Now, instead of having say 2 million cars on the road at the same time, you have 1 million. 3 million people with conflicting destination goals binding up traffic becomes 1 million. And suddenly nobody is spinning a 400lb engine at 1,200rpm just to keep the metal in motion _at a 5mph creep_. If I am going to do a 5mph creap, save the steel frame and safety features. What I need is a weather shield on a golf cart.
Assign people monthly quota’d gasoline. First 40 gallons, X price. Second 20, X-times2. Third 10, X-times5. Make sure that bread winners and home makers get more than teenagers. Make sure that the rich man with the Hummer gets really soaked.
Trade teen driving privileges for grocery runs for entire streets, so that prepackaged food waiting at _warehouse stores_ (low lighting, low airconditioning, no open doors) can be picked up by 1-2 vehicles and delivered, reliably, ‘down the whole block’, once per week, with electronic banking confirming all deliveries before they leave the warehouse (no 15 year old has to beg money).
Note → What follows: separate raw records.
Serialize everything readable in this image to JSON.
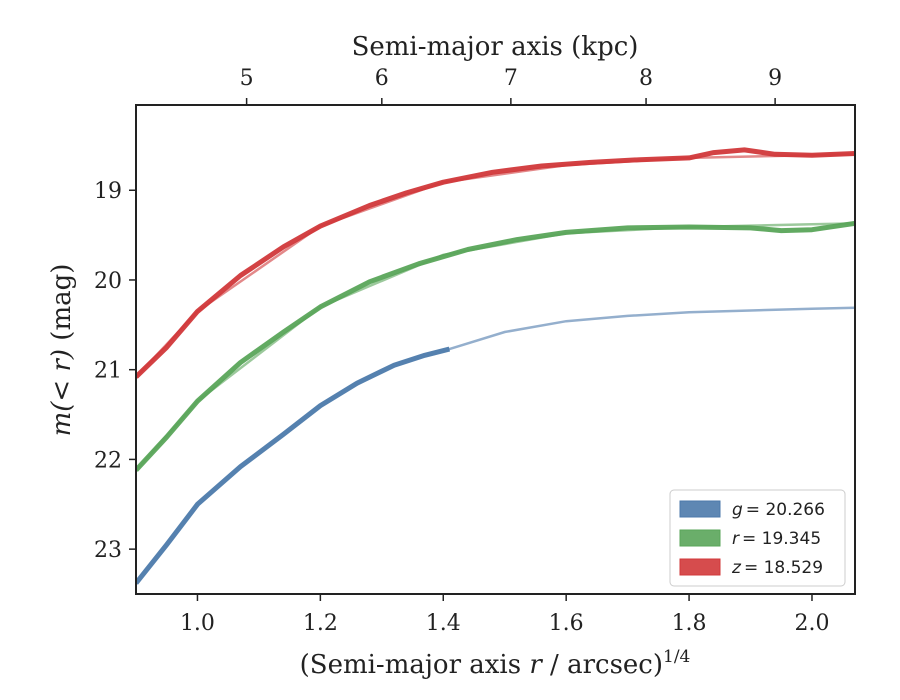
{
  "chart_data": {
    "type": "line",
    "xlabel_prefix": "(Semi-major axis ",
    "xlabel_var": "r",
    "xlabel_suffix": " / arcsec)",
    "xlabel_sup": "1/4",
    "ylabel_math": "m(< r)",
    "ylabel_unit": " (mag)",
    "top_xlabel": "Semi-major axis (kpc)",
    "xlim": [
      0.9,
      2.07
    ],
    "ylim": [
      23.5,
      18.05
    ],
    "y_inverted": true,
    "xticks": [
      1.0,
      1.2,
      1.4,
      1.6,
      1.8,
      2.0
    ],
    "xtick_labels": [
      "1.0",
      "1.2",
      "1.4",
      "1.6",
      "1.8",
      "2.0"
    ],
    "yticks": [
      19,
      20,
      21,
      22,
      23
    ],
    "ytick_labels": [
      "19",
      "20",
      "21",
      "22",
      "23"
    ],
    "top_ticks": [
      {
        "label": "5",
        "x": 1.08
      },
      {
        "label": "6",
        "x": 1.3
      },
      {
        "label": "7",
        "x": 1.51
      },
      {
        "label": "8",
        "x": 1.73
      },
      {
        "label": "9",
        "x": 1.94
      }
    ],
    "legend_position": "bottom-right",
    "series": [
      {
        "name": "g = 20.266",
        "legend_var": "g",
        "legend_value": "= 20.266",
        "color": "#4c7aab",
        "data_x": [
          0.9,
          0.95,
          1.0,
          1.07,
          1.14,
          1.2,
          1.26,
          1.32,
          1.37,
          1.41
        ],
        "data_y": [
          23.38,
          22.95,
          22.5,
          22.08,
          21.72,
          21.4,
          21.15,
          20.95,
          20.84,
          20.77
        ],
        "model_x": [
          1.41,
          1.5,
          1.6,
          1.7,
          1.8,
          1.9,
          2.0,
          2.07
        ],
        "model_y": [
          20.77,
          20.58,
          20.46,
          20.4,
          20.36,
          20.34,
          20.32,
          20.31
        ]
      },
      {
        "name": "r = 19.345",
        "legend_var": "r",
        "legend_value": "= 19.345",
        "color": "#5aa55a",
        "data_x": [
          0.9,
          0.95,
          1.0,
          1.07,
          1.14,
          1.2,
          1.28,
          1.36,
          1.44,
          1.52,
          1.6,
          1.7,
          1.8,
          1.9,
          1.95,
          2.0,
          2.07
        ],
        "data_y": [
          22.12,
          21.75,
          21.35,
          20.92,
          20.58,
          20.3,
          20.02,
          19.82,
          19.66,
          19.55,
          19.47,
          19.42,
          19.41,
          19.42,
          19.45,
          19.44,
          19.37
        ],
        "model_x": [
          0.9,
          1.0,
          1.2,
          1.4,
          1.6,
          1.8,
          2.0,
          2.07
        ],
        "model_y": [
          22.12,
          21.35,
          20.3,
          19.72,
          19.48,
          19.41,
          19.38,
          19.37
        ]
      },
      {
        "name": "z = 18.529",
        "legend_var": "z",
        "legend_value": "= 18.529",
        "color": "#d1383a",
        "data_x": [
          0.9,
          0.95,
          1.0,
          1.07,
          1.14,
          1.2,
          1.28,
          1.34,
          1.4,
          1.48,
          1.56,
          1.64,
          1.72,
          1.8,
          1.84,
          1.89,
          1.94,
          2.0,
          2.07
        ],
        "data_y": [
          21.08,
          20.75,
          20.35,
          19.95,
          19.63,
          19.4,
          19.17,
          19.03,
          18.91,
          18.8,
          18.73,
          18.69,
          18.66,
          18.64,
          18.58,
          18.55,
          18.6,
          18.61,
          18.59
        ],
        "model_x": [
          0.9,
          1.0,
          1.2,
          1.4,
          1.6,
          1.8,
          2.0,
          2.07
        ],
        "model_y": [
          21.08,
          20.35,
          19.4,
          18.91,
          18.72,
          18.64,
          18.61,
          18.6
        ]
      }
    ]
  }
}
This date-expectation of absolute delivery numbers should also cut down on labor costs as only a specific number of customers will be expected per day and all orders can be filled without surge traffic. Or cashiers.
The same goes for sports and scholastic events. Ditch the 4mph yellow bus which has half empty seats for half it’s run and use _specific_, point to point routed self-transport by teens for teens. EMPOWER THEM to become more than what they view themselves as, today.
There are a lot of things that could be done, very quickly and at minimum societal impingence with greatly leveragable (i.e. social conscience as a bonus-points reward program like any credit card) communal participation advantage.
_Selling_ biocharcoal is like selling life insurance. An investment in the invisible whose rewards will happen about 200 years after it’s too-many, too-late to matter.
Think big with a look towards immediate scalar reduction in small/local projects.
Do it now while we still have a chance to at least pre-minimize the fallout to the survivors of the biocrash.
If you add to this things like communal payoff of shared mortages on a faster=less interest basis of minimum to maximum payment schedules ‘just between friends and neighbors’ and you could also potentially start in on the pending fiscal crunch as well.
One thing is certain. We have to remove the profit motive from Big Energy and Commerce to fight change at the same time we advance it within the private communities as social conscience with a payoff.
And that is going to be super hard to do with the low influence that ‘every man an individual’ has to fight the enormous conglomerates with.